Research and Development Projects Adopted in FY2015

Development of siRNA conjugates with tissue-specific delivery functions

Project Leader:Ueno Yoshihito

Professor, Graduate School of Applied Biological Sciences, Gifu University

Ueno Yoshihito

Small interfering RNAs (siRNAs) have considerable potential as therapeutic drugs for intractable diseases such as cancer because they can be rationally designed and synthesized if the sequences of disease-causing genes are known. However, several barriers exist in the therapeutic application of siRNAs. Unmodified siRNA is easily degraded by nucleases existing either inside or outside cells, does not readily cross membranes to enter cells, and can stimulate the innate immune system. Development of an effective drug delivery system (DDS) to deliver siRNAs to the target tissues is also one of the critical issues in therapeutic application of siRNAs.

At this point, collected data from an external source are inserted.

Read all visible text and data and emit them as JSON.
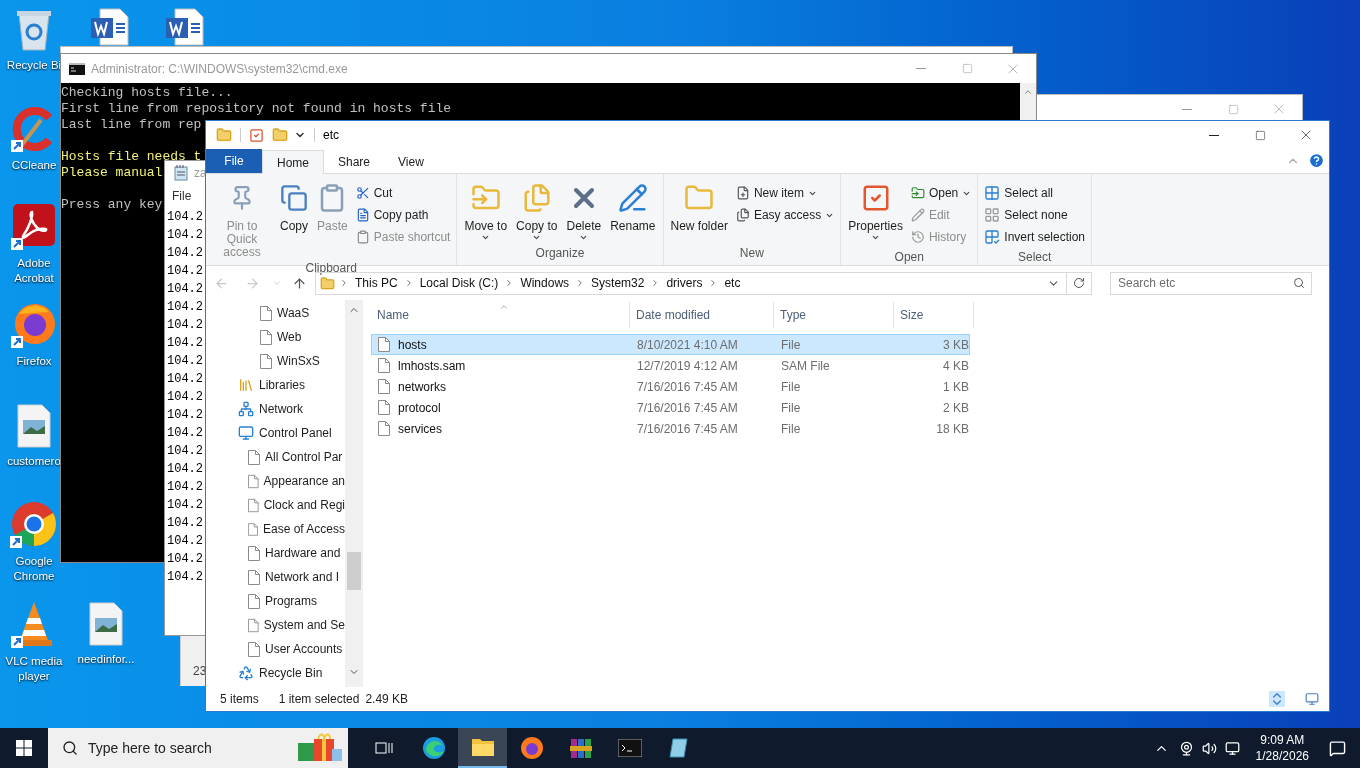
{
  "desktop": {
    "icons": [
      {
        "kind": "recycle",
        "label": "Recycle Bi"
      },
      {
        "kind": "word"
      },
      {
        "kind": "word"
      },
      {
        "kind": "ccleaner",
        "label": "CCleane"
      },
      {
        "kind": "acrobat",
        "label": "Adobe Acrobat"
      },
      {
        "kind": "firefox",
        "label": "Firefox"
      },
      {
        "kind": "image-file",
        "label": "customero"
      },
      {
        "kind": "chrome",
        "label": "Google Chrome"
      },
      {
        "kind": "vlc",
        "label": "VLC media player"
      },
      {
        "kind": "image-file",
        "label": "needinfor..."
      }
    ]
  },
  "cmd": {
    "title": "Administrator: C:\\WINDOWS\\system32\\cmd.exe",
    "lines": [
      {
        "kind": "text",
        "text": "Checking hosts file...",
        "color": "#c0c0c0"
      },
      {
        "kind": "text",
        "text": "First line from repository not found in hosts file",
        "color": "#c0c0c0"
      },
      {
        "kind": "text",
        "text": "Last line from rep",
        "color": "#c0c0c0"
      },
      {
        "kind": "blank"
      },
      {
        "kind": "text",
        "text": "Hosts file needs t",
        "color": "#f2f27a"
      },
      {
        "kind": "text",
        "text": "Please manual",
        "color": "#f2f27a"
      },
      {
        "kind": "blank"
      },
      {
        "kind": "text",
        "text": "Press any key",
        "color": "#c0c0c0"
      }
    ]
  },
  "notepad": {
    "title": "za",
    "menu": [
      "File"
    ],
    "lines": [
      "104.2",
      "104.2",
      "104.2",
      "104.2",
      "104.2",
      "104.2",
      "104.2",
      "104.2",
      "104.2",
      "104.2",
      "104.2",
      "104.2",
      "104.2",
      "104.2",
      "104.2",
      "104.2",
      "104.2",
      "104.2",
      "104.2",
      "104.2",
      "104.2"
    ]
  },
  "other_window": {
    "status": "23"
  },
  "explorer": {
    "title": "etc",
    "tabs": [
      {
        "label": "File",
        "kind": "file",
        "selected": false
      },
      {
        "label": "Home",
        "kind": "tab",
        "selected": true
      },
      {
        "label": "Share",
        "kind": "tab",
        "selected": false
      },
      {
        "label": "View",
        "kind": "tab",
        "selected": false
      }
    ],
    "ribbon": [
      {
        "label": "Clipboard",
        "items": [
          {
            "label": "Pin to Quick access",
            "kind": "large",
            "disabled": true,
            "dropdown": false
          },
          {
            "label": "Copy",
            "kind": "large",
            "disabled": false,
            "dropdown": false
          },
          {
            "label": "Paste",
            "kind": "large",
            "disabled": true,
            "dropdown": false
          },
          {
            "label": "Cut",
            "kind": "small",
            "disabled": false,
            "dropdown": false
          },
          {
            "label": "Copy path",
            "kind": "small",
            "disabled": false,
            "dropdown": false
          },
          {
            "label": "Paste shortcut",
            "kind": "small",
            "disabled": true,
            "dropdown": false
          }
        ]
      },
      {
        "label": "Organize",
        "items": [
          {
            "label": "Move to",
            "kind": "large",
            "disabled": false,
            "dropdown": true
          },
          {
            "label": "Copy to",
            "kind": "large",
            "disabled": false,
            "dropdown": true
          },
          {
            "label": "Delete",
            "kind": "large",
            "disabled": false,
            "dropdown": true
          },
          {
            "label": "Rename",
            "kind": "large",
            "disabled": false,
            "dropdown": false
          }
        ]
      },
      {
        "label": "New",
        "items": [
          {
            "label": "New folder",
            "kind": "large",
            "disabled": false,
            "dropdown": false
          },
          {
            "label": "New item",
            "kind": "small",
            "disabled": false,
            "dropdown": true
          },
          {
            "label": "Easy access",
            "kind": "small",
            "disabled": false,
            "dropdown": true
          }
        ]
      },
      {
        "label": "Open",
        "items": [
          {
            "label": "Properties",
            "kind": "large",
            "disabled": false,
            "dropdown": true
          },
          {
            "label": "Open",
            "kind": "small",
            "disabled": false,
            "dropdown": true
          },
          {
            "label": "Edit",
            "kind": "small",
            "disabled": true,
            "dropdown": false
          },
          {
            "label": "History",
            "kind": "small",
            "disabled": true,
            "dropdown": false
          }
        ]
      },
      {
        "label": "Select",
        "items": [
          {
            "label": "Select all",
            "kind": "small",
            "disabled": false,
            "dropdown": false
          },
          {
            "label": "Select none",
            "kind": "small",
            "disabled": false,
            "dropdown": false
          },
          {
            "label": "Invert selection",
            "kind": "small",
            "disabled": false,
            "dropdown": false
          }
        ]
      }
    ],
    "path": [
      "This PC",
      "Local Disk (C:)",
      "Windows",
      "System32",
      "drivers",
      "etc"
    ],
    "search": {
      "placeholder": "Search etc"
    },
    "nav_pane": {
      "scrolled_items": [
        {
          "label": "WaaS"
        },
        {
          "label": "Web"
        },
        {
          "label": "WinSxS"
        }
      ],
      "items": [
        {
          "kind": "libraries",
          "label": "Libraries"
        },
        {
          "kind": "network",
          "label": "Network"
        },
        {
          "kind": "control-panel",
          "label": "Control Panel",
          "children": [
            {
              "label": "All Control Par"
            },
            {
              "label": "Appearance an"
            },
            {
              "label": "Clock and Regi"
            },
            {
              "label": "Ease of Access"
            },
            {
              "label": "Hardware and"
            },
            {
              "label": "Network and I"
            },
            {
              "label": "Programs"
            },
            {
              "label": "System and Se"
            },
            {
              "label": "User Accounts"
            }
          ]
        },
        {
          "kind": "recycle",
          "label": "Recycle Bin"
        }
      ]
    },
    "columns": [
      "Name",
      "Date modified",
      "Type",
      "Size"
    ],
    "files": [
      {
        "name": "hosts",
        "date": "8/10/2021 4:10 AM",
        "type": "File",
        "size": "3 KB",
        "selected": true
      },
      {
        "name": "lmhosts.sam",
        "date": "12/7/2019 4:12 AM",
        "type": "SAM File",
        "size": "4 KB",
        "selected": false
      },
      {
        "name": "networks",
        "date": "7/16/2016 7:45 AM",
        "type": "File",
        "size": "1 KB",
        "selected": false
      },
      {
        "name": "protocol",
        "date": "7/16/2016 7:45 AM",
        "type": "File",
        "size": "2 KB",
        "selected": false
      },
      {
        "name": "services",
        "date": "7/16/2016 7:45 AM",
        "type": "File",
        "size": "18 KB",
        "selected": false
      }
    ],
    "status": {
      "count": "5 items",
      "selection": "1 item selected",
      "size": "2.49 KB"
    }
  },
  "taskbar": {
    "search": {
      "placeholder": "Type here to search"
    },
    "apps": [
      {
        "kind": "task-view",
        "selected": false
      },
      {
        "kind": "edge",
        "selected": false
      },
      {
        "kind": "explorer",
        "selected": true
      },
      {
        "kind": "firefox",
        "selected": false
      },
      {
        "kind": "winrar",
        "selected": false
      },
      {
        "kind": "cmd",
        "selected": false
      },
      {
        "kind": "app",
        "selected": false
      }
    ],
    "time": "9:09 AM",
    "date": "1/28/2026"
  }
}
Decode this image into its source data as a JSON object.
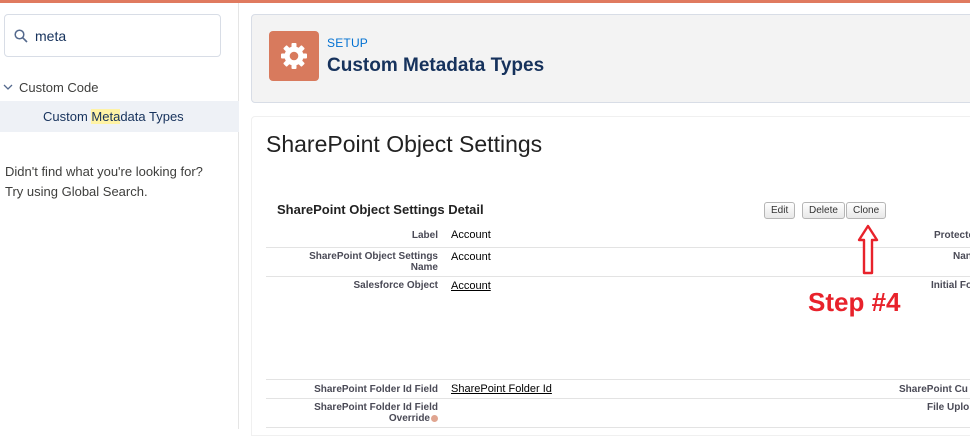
{
  "search": {
    "value": "meta"
  },
  "tree": {
    "group_label": "Custom Code",
    "item_prefix": "Custom ",
    "item_highlight": "Meta",
    "item_suffix": "data Types"
  },
  "sidebar_help": {
    "line1": "Didn't find what you're looking for?",
    "line2": "Try using Global Search."
  },
  "header": {
    "setup_label": "SETUP",
    "title": "Custom Metadata Types"
  },
  "content": {
    "title": "SharePoint Object Settings",
    "detail_title": "SharePoint Object Settings Detail",
    "buttons": {
      "edit": "Edit",
      "delete": "Delete",
      "clone": "Clone"
    },
    "fields": [
      {
        "label": "Label",
        "value": "Account",
        "right_label": "Protecte"
      },
      {
        "label": "SharePoint Object Settings Name",
        "value": "Account",
        "right_label": "Nan"
      },
      {
        "label": "Salesforce Object",
        "value": "Account",
        "right_label": "Initial Fo"
      },
      {
        "label": "SharePoint Folder Id Field",
        "value": "SharePoint Folder Id",
        "right_label": "SharePoint Cu"
      },
      {
        "label": "SharePoint Folder Id Field Override",
        "value": "",
        "right_label": "File Uplo"
      }
    ]
  },
  "annotation": {
    "text": "Step #4",
    "color": "#e8222b"
  },
  "colors": {
    "accent": "#0070d2",
    "gear_tile": "#d87a5d",
    "top_bar": "#e07a5f"
  },
  "icons": {
    "search": "search-icon",
    "chevron": "chevron-down-icon",
    "gear": "gear-icon",
    "help": "help-icon",
    "arrow": "arrow-up-icon"
  }
}
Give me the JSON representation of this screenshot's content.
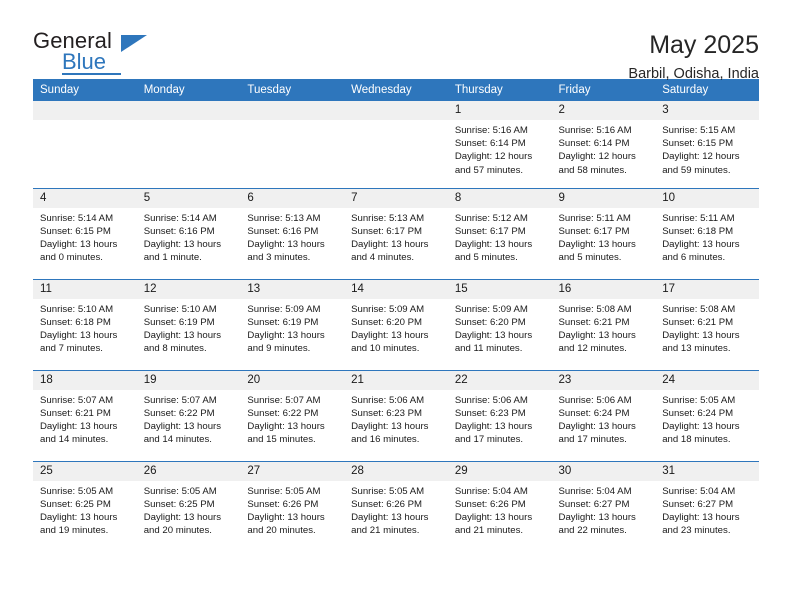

In this project, to overcome the above problems, we will create chemically modified siRNAs that are resistant to nucleases. Furthermore, to impart DDS functions to these siRNAs, we will create siRNA conjugates with tissue-specific delivery functions by covalently conjugating the siRNAs with ligands for receptors overexpressed on cancer cell surfaces.

Human RecQL1 DNA helicase (RecQL1) participates in DNA repair and recombination pathways during cell cycle replication and is highly up-regulated in rapidly growing cells, including various cancers and transformed cells. Furuich and co-workers in GeneCare Research Institute Co., Ltd. found that the silencing of the RecQL1 expression by RecQL1-siRNA induces mitotic catastrophe and mitotic cell death but does not affect the growth of normal cells. In this project, we will carry out the study using RecQL1-siRNA as the lead siRNA drug candidate.

In addition, behavior and localization of the siRNA conjugates in the living systems will be analyzed by positron emission tomography (PET) using siRNAs labeled with 11C by the rapid C-[11C]methylation reactions in the National Center for Geriatrics and Gerontology (NCGG).

<Figure1>Project organization diagram

This project will be carried out by a representative research institution (Gifu University) and two other research institutes (GeneCare Research Institute Co., Ltd and National Center for Geriatrics and Gerontology).

<Figure2>Summary of this project

In this project, we aim to create nuclease-resistant siRNAs with DDS functions by conjugating ligands for receptors overexpressed on cancer cell surfaces as pilot molecules.